> >

Zudan Arif Fakhrulloh Sebut Tarif Akses NIK untuk Jaga Sistem Dukcapil Tetap Hidup

Update | 17 April 2022, 11:35 WIB
Dirjen Dukcapil Prof Zudan Arif Fakrulloh. Zudan Arif memberikan penjelasan terkait pengenaan tarif pengecekan NIK. (Sumber: disdukcapil.pontianakkota.go.id)

JAKARTA, KOMPAS.TV – Salah satu pertimbangan Direktorat Jenderal Kependudukan dan Pencatatan Sipil (Dukcapil) terapkan tarif NIK adalah untuk menjaga sistem Dukcapil tetap hidup.

Hal itu disampaikanoleh Dirjen Dukcapil Kemendagri, Prof Zudan Arif Fakhrulloh, di Jakarta, Sabtu (16/4/2022).

Selain menjaga sistem Dukcapil tetap hidup, juga untuk meningkatkan kualitas pelayanan dan akurasi data.

“Jumlah penduduk dan jumlah lembaga pengguna yang dulu hanya 30 sekarang 5.010 lembaga yang sudah kerja sama, namun anggaran APBN terus turun," kata Zudan, dikutip dari keterangan tertulis Ditjen Dukcapil Kemendagri.

Zudan menambahkan, sektor usaha yang akan dibebankan tarif NIK adalah lembaga sektor swasta yang bersifat profit oriented.

Baca Juga: Serba-serbi Rencana Tarif Akses NIK Rp1.000, Mulai dari Alasan hingga Siapa Saja yang Mesti Bayar

"Contoh lembaga perbankan, asuransi, pasar modal, sekuritas.

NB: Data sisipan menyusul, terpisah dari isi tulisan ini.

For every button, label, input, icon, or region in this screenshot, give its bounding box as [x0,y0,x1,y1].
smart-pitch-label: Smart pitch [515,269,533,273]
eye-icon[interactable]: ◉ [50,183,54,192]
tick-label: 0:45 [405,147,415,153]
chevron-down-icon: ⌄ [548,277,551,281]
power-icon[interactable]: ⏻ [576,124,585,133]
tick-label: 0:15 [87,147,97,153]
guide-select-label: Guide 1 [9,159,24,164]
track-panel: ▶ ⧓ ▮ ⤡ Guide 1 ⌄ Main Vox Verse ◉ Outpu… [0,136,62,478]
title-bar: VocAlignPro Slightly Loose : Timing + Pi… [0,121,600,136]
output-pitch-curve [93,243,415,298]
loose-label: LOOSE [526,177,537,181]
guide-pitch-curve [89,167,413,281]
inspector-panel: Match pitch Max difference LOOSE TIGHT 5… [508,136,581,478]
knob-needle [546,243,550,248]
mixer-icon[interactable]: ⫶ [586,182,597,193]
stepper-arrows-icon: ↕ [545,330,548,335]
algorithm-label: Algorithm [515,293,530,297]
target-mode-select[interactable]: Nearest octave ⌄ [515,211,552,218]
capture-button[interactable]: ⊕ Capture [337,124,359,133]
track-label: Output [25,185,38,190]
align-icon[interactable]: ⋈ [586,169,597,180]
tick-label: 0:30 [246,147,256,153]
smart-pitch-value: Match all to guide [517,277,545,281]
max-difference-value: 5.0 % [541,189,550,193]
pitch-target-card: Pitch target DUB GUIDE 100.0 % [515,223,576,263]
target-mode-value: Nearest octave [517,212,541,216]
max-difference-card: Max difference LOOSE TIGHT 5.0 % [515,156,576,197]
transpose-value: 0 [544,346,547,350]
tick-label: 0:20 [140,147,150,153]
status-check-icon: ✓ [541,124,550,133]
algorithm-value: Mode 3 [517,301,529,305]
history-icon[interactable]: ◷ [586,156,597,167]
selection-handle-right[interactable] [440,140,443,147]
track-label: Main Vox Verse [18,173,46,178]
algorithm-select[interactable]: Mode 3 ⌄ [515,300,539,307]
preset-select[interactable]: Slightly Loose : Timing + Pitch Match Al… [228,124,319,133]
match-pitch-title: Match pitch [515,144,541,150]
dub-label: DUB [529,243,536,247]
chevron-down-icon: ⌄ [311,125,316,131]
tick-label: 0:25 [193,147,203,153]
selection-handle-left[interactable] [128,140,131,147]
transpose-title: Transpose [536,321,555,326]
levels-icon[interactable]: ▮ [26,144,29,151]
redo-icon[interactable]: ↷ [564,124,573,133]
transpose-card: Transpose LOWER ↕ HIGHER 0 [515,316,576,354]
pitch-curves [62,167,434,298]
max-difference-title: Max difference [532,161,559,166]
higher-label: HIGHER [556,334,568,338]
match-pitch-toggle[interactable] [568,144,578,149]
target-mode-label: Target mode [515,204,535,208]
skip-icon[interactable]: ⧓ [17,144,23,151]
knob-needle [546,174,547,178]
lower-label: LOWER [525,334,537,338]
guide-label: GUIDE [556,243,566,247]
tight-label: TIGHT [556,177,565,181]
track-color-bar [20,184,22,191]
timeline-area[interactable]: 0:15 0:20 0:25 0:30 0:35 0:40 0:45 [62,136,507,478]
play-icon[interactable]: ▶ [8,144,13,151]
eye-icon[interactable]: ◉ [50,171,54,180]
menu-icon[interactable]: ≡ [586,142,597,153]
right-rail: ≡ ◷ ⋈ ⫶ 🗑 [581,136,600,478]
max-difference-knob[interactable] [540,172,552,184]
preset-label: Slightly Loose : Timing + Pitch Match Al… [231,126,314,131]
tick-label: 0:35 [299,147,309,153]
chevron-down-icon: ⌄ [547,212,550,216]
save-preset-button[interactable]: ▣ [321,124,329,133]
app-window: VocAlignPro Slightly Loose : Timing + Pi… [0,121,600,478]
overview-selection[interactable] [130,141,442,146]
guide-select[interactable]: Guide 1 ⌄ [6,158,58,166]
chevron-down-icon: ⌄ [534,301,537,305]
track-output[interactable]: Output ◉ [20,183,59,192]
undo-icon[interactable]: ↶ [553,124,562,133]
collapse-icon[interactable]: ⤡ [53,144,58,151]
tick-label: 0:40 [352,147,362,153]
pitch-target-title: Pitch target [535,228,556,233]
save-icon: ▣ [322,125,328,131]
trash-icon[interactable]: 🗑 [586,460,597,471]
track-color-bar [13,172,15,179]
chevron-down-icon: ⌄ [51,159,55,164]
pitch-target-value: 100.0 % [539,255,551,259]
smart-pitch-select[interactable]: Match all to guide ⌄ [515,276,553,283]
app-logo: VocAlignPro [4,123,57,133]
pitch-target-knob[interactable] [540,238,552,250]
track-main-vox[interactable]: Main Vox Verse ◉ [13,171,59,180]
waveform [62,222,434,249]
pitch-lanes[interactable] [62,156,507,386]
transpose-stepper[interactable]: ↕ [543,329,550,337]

Untuk kementerian/lembaga pemerintah, pemda, dan lembaga pelayanan publik seperti BPJS Kesehatan, RSUD semuanya tetap gratis.”

“Dan tidak ada Hak Akses yang diberikan kepada perorangan. Hak Akses ini hanya untuk lembaga berbadan hukum," kata Zudan.

Dalam kesempatan itu, Zudan juga menjelaskan bahwa penerapan penerimaan negara bukan pajak (PNBP) di Indonesia sudah berjalan lama.

Terkait perkiraan PNBP yang bakal diterima dan pemanfaatan uangnya, Zuda menyebut Dukcapil tidak memasang target.

"Karena hakikatnya tidak untuk mencari pendapatan, tetapi hanya tambahan bagi APBN agar sistem Dukcapil tetap terjaga untuk memberi pelayanan," tegas Zudan.

"PNBP akan dimanfaatkan untuk perawatan dan peremajaan infrastruktur server dan storage Ditjen Dukcapil dalam melayani masyarakat dan lembaga pengguna."

Dia juga menjelaskan, jasa pelayanan akses pemanfaatan data dan dokumen kependudukan itu tidak menjual data penduduk dan tidak memberikan data.

Lembaga pengguna sudah punya data dan diverifikasi oleh Dukcapil. Dukcapil hanya memberikan verifikasi data seseorang dengan notifikasi true or false (sesuai/tidak sesuai).

Semua lembaga pengguna data Dukcapil sudah punya data nasabah atau calon nasabah. Data itulah yang diverifikasi ke Dukcapil.

"Sehingga lembaga pengguna bisa memverifikasi data seseorang dengan akurat, secure dan valid. Misalnya, pemilik data tersebut masih cocok tidak datanya dengan Dukcapil, masih hidup, masih sesuai alamatnya, dan lainnya," papar Zudan makin jelas.

Sektor swasta yang memanfaatkan akses data kependudukan tersebut, lanjut Zudan, harus melalui berbagai tahapan/persyaratan.

Baca Juga: Setiap Akses NIK akan Dipungut Tarif Rp1.000, Ini Penjelasannya

Di antaranya telah bekerja sama dengan Ditjen Dukcapil (MoU dan PKS), PoC sistem (Proof of Concept), menandatangani NDA (Non Disclosure Agreement), dan SPTJM (Surat Pertanggungjawaban Mutlak) untuk mematuhi kewajiban menjaga dan melindungi data.

"Serta tidak boleh memindahtangankan data walaupun sudah tidak bekerja sama atau dikenal dengan istilah zero data sharing policy. Para lembaga pengguna juga harus siap mengikuti ketentuan regulasi yang berlaku," urainya.